# Help with Heaviside equations

## Homework Statement

g(x) = [ x^2 + 2 if x<=1 & x + 2 if x>1,

I am asked to find the left and right limits, and whether the g(x) is continuous or not.

## The Attempt at a Solution

When I draw the two equations, I get a hyperbola and a line of gradient 1. They both share the same point(1), so I would say that the limit on the left and right is both 3? Now here is where it confuses me. All the answers given, have no relevance to my opinion.

lanedance
Homework Helper
i think you mean parabola and a line of gradient 1, and yes as they both tend to the same point, the function is conitnuous

Hi lanedance,

However, I am still unsure what the limits would be. I reckon that both left limit (x^2 + 2 if x<=1) and right limit( x + 2 if x>1), should be infinite.

Correct me if I am wrong.

Though, at x=1, the limit would be 3 right?

lanedance
Homework Helper
i think you're confusing limits at infinity and the left & right limit as you approach x=1

lanedance
Homework Helper
Though, at x=1, the limit would be 3 right?

yes as both the left and right limits exist and are the same

Also, i) the answers are that left limit is 1, and the right limit is 2, and that g(x) is continuous at x=1;
ii) that left limit is 2, and the right limit is 1, and that g(x) is not differentiable at x=1;
iii) that left limit is 1, and the right limit is 2, and that g(x) is not differentiable at x=1;
iv) that left limit is 1, and the right limit is 3, and that g(x) is not continuous at x=1;
v) none of the above

As i said before, i think that the limit for both of the functions would be at x=1, y=3, however, none of them give me that answer. Since you mentioned that the g(x) is continuous, i am assuming that the answer would be i).

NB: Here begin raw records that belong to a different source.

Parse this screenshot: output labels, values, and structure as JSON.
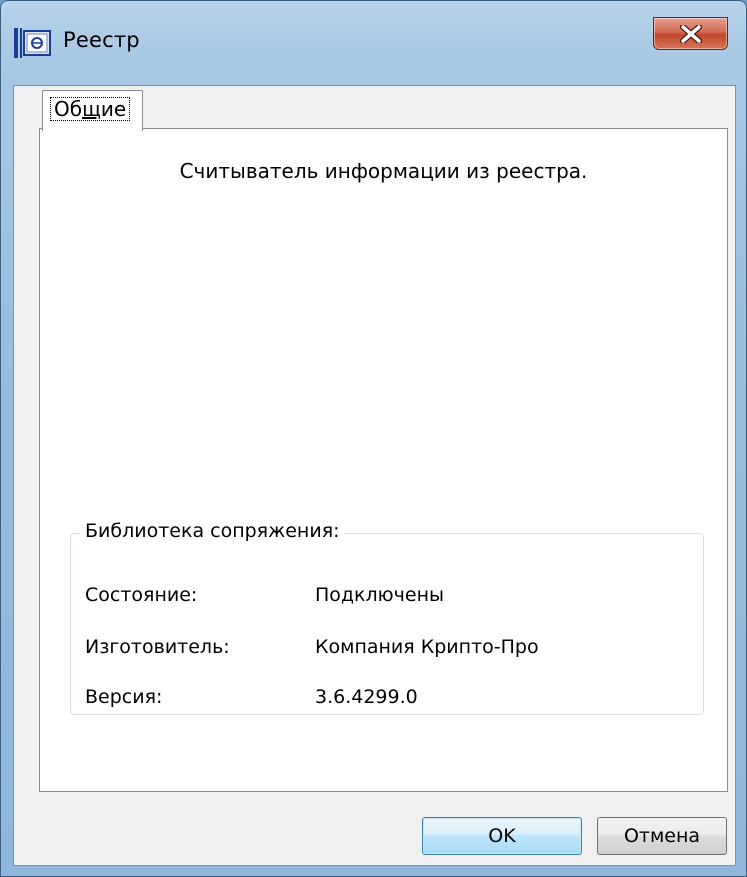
{
  "window": {
    "title": "Реестр",
    "close_label": "x"
  },
  "tabs": [
    {
      "label_before": "Об",
      "label_underlined": "щ",
      "label_after": "ие",
      "selected": true
    }
  ],
  "panel": {
    "description": "Считыватель информации из реестра.",
    "group": {
      "legend": "Библиотека сопряжения:",
      "rows": [
        {
          "label": "Состояние:",
          "value": "Подключены"
        },
        {
          "label": "Изготовитель:",
          "value": "Компания Крипто-Про"
        },
        {
          "label": "Версия:",
          "value": "3.6.4299.0"
        }
      ]
    }
  },
  "buttons": {
    "ok_label": "OK",
    "cancel_label": "Отмена"
  },
  "colors": {
    "frame": "#98bde0",
    "close_button": "#c1482d",
    "client_bg": "#f0f0f0",
    "ok_border": "#3c7fb1"
  }
}
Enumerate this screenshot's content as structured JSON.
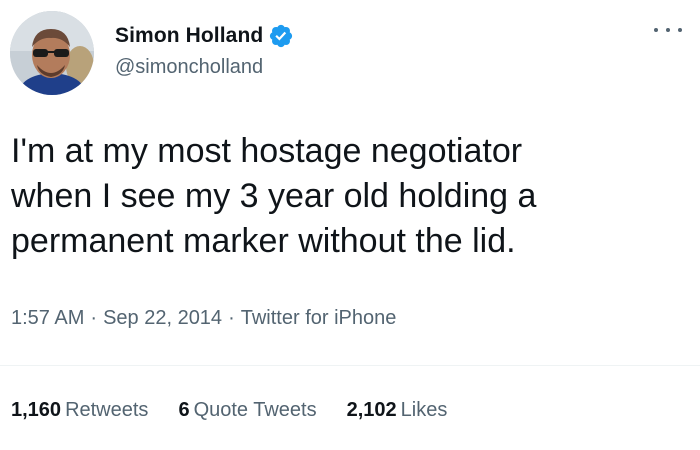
{
  "author": {
    "display_name": "Simon Holland",
    "handle": "@simoncholland",
    "verified_icon": "verified-badge-icon",
    "verified_color": "#1d9bf0"
  },
  "menu": {
    "icon": "more-options-icon"
  },
  "tweet": {
    "lines": [
      "I'm at my most hostage negotiator",
      "when I see my 3 year old holding a",
      "permanent marker without the lid."
    ]
  },
  "meta": {
    "time": "1:57 AM",
    "separator": "·",
    "date": "Sep 22, 2014",
    "source": "Twitter for iPhone"
  },
  "stats": {
    "retweets": {
      "count": "1,160",
      "label": "Retweets"
    },
    "quote_tweets": {
      "count": "6",
      "label": "Quote Tweets"
    },
    "likes": {
      "count": "2,102",
      "label": "Likes"
    }
  }
}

Also, aren't both sides (left and right) meant to be continuous for g(x) to be continuous?
Left function includes 1, but right doesn't.

I am so confused....

lanedance
Homework Helper
sorry, aritmetic mistake
g(x) = [ x^2 + 2 if x<=1 & x + 2 if x>1]

clearly g(1) = 2 be defin

let x = 1-e, the left limit is as e>0 tends to 0
g(1-e) = (1+e)^2+2 = 3+e+e^2 --> 3, as e-->0

as x = 1+e, the right limit is as e>0 tends to 0
g(1+e) = 2+ (1+e) = 3 + e --> 3, as e-->0

so left limit is 3, right limit is 3, and that g(x) is continuous at x=1;

Thanks a lot!

I have also got the same answer after researching on the internet for a while.

Ta